Elsie Flette, head of the First Nations of Southern Manitoba Child and Family Services Authority, which oversees the Southeast agency that took Owen into care, said changes are already underway at the agency.
"We have been working with that agency over the last number of years now to build capacity and improve services," she said. "The agency is very co-operative, and as concerned as we are about the quality of services."
The authority launched a review of the agency last September, Flette added.
"It's quite broad in scope. We're looking at all the issues that [Guy] recommended in the report, that we take a look at. The intent of that is to build on changes, improvements that the agency has already made, identify where more work is needed or where things still need to be done that aren't underway," she said.
'How did we fail this child?'
The purpose of the inquest report was not to look at who's to blame for Owen's death, Flette said.
"It's to say, 'How did we fail this child?' Because clearly we all failed her. And what can we do to prevent similar deaths?
"[Guy] makes recommendations not just to Southeast, but to the province, certainly to the feds, to ourselves, to the wider system, to the community at large — I mean, he's asking the question, 'How come we have 14-year-olds on the street and nobody gets upset about that?' That's a bigger question for all of us, to say who's to blame.
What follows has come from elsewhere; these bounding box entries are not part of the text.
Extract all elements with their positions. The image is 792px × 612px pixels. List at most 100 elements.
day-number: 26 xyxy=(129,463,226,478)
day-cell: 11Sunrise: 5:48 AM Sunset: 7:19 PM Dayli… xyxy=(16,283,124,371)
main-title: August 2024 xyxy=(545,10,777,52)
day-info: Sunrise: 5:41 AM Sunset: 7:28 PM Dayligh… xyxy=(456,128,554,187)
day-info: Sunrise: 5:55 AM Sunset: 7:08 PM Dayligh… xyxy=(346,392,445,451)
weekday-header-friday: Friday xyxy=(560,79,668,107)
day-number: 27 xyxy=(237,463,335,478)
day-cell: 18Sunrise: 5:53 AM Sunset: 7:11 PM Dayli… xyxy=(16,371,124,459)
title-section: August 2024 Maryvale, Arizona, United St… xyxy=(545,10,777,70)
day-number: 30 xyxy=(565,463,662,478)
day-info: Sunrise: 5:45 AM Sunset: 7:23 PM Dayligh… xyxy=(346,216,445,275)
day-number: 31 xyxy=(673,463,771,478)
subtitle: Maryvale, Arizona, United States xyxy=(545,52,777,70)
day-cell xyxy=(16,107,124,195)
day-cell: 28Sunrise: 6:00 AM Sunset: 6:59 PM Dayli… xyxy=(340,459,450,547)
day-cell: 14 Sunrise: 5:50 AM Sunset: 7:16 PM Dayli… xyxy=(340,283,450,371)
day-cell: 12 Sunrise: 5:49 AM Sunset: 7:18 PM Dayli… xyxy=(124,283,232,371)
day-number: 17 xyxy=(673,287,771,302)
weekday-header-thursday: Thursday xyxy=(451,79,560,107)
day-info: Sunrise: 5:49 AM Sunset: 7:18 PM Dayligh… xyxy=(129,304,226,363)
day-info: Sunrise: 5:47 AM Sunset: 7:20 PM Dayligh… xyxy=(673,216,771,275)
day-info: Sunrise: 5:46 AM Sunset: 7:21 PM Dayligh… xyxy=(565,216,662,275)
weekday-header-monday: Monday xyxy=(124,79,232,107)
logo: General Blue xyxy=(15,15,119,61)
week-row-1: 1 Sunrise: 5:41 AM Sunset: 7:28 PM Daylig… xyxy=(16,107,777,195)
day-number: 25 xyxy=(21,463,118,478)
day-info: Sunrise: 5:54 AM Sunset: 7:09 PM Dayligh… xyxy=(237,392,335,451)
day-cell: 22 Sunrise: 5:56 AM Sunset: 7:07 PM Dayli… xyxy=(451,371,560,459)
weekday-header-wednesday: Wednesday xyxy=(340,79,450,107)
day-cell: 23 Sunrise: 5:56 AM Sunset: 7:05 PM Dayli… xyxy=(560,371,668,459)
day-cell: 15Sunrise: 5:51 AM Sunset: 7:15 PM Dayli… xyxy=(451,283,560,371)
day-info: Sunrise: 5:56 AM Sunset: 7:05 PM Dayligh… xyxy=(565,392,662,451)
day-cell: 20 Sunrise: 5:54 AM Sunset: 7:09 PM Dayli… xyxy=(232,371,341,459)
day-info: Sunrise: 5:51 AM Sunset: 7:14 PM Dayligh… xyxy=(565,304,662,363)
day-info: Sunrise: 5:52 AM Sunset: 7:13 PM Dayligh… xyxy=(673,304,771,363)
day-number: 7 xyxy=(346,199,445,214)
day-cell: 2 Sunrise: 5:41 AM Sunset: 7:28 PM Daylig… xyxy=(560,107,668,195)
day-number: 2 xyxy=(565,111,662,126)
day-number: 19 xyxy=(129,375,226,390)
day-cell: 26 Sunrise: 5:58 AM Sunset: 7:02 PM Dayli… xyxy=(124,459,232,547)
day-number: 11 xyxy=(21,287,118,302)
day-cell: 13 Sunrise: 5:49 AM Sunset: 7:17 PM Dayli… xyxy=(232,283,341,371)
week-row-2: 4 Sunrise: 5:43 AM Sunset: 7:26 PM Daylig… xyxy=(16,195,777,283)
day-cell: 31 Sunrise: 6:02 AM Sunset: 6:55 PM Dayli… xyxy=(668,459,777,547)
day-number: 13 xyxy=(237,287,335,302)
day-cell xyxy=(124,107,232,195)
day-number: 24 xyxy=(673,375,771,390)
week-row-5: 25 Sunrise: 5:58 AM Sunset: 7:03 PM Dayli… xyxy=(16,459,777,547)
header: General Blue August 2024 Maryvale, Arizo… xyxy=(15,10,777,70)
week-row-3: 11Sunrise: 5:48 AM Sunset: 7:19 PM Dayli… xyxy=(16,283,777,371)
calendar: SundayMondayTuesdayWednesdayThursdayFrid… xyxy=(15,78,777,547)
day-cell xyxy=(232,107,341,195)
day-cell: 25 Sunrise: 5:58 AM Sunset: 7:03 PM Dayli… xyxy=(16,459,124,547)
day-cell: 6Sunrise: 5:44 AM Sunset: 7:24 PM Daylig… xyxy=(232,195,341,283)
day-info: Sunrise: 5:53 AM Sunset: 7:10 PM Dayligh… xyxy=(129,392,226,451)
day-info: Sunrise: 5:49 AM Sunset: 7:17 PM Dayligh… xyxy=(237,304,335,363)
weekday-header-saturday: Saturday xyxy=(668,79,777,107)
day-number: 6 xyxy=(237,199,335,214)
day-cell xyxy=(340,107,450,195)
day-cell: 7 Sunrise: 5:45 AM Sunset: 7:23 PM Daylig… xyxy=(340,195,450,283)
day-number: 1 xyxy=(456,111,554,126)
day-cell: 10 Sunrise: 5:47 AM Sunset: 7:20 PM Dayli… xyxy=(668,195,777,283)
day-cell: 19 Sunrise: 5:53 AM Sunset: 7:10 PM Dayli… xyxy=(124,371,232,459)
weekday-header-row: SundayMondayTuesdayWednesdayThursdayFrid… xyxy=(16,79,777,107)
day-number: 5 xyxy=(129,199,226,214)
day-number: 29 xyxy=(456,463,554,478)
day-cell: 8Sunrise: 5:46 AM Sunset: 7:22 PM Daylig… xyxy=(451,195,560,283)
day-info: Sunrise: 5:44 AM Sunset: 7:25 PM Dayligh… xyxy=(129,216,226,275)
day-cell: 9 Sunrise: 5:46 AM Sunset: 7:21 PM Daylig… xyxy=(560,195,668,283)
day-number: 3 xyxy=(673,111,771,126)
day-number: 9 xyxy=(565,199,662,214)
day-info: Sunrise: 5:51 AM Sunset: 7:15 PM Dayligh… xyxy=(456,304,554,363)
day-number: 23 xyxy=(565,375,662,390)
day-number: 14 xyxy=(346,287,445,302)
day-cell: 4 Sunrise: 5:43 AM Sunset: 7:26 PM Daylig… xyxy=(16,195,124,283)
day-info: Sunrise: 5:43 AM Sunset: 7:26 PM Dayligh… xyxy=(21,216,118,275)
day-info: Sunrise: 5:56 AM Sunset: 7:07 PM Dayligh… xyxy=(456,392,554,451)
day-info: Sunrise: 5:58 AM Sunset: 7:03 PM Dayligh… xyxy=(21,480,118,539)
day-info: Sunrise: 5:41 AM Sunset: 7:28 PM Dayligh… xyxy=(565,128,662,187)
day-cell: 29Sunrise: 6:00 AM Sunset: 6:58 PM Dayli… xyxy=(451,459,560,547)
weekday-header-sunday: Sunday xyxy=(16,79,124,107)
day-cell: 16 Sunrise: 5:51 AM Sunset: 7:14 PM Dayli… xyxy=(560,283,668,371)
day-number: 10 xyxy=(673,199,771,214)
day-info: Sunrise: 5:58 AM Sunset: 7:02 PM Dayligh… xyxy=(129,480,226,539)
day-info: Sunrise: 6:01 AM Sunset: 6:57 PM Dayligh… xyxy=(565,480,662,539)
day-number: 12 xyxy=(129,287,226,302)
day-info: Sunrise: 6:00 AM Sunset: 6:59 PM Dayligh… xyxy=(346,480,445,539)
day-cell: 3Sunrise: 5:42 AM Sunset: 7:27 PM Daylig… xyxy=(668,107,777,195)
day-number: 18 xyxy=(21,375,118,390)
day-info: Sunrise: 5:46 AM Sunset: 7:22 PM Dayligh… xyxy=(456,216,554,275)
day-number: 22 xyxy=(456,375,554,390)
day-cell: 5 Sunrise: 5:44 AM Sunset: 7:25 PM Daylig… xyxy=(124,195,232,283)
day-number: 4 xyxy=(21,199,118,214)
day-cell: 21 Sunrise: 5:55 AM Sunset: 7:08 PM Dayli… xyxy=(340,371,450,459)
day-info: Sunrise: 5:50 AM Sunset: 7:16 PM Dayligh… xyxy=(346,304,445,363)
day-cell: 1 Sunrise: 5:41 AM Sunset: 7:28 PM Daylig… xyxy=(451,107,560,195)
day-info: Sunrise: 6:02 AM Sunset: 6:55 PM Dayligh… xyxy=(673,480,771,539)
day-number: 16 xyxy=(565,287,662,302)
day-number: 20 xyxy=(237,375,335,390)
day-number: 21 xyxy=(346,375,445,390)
I think we all carry some responsibility for these children."
Before her death, Owen ran away from the home where she had been placed and had been selling sex on the streets of Winnipeg in order to support a drug habit.
The provincial government also responded to the inquest report's recommendations urging police, child welfare workers, justice officials, community groups, aboriginal groups and government agencies to create a strategy to attack sexual exploitation and drug abuse in children.
Family Services Minister Gord Mackintosh said a summit is planned this winter to determine what changes the provincial government needs to make to reduce the incidence of child exploitation.
"The judge put a lot of emphasis on the need to develop this thinking and work co-operatively in a way never seen before, making sure that there's a task force that is multi-disciplinary and brings the best minds, the best ideas to one common table," Mackintosh said.
A permanent task force will be one of the outcomes of the summit, Mackintosh said. Other changes are also likely, possibly including changes to the law.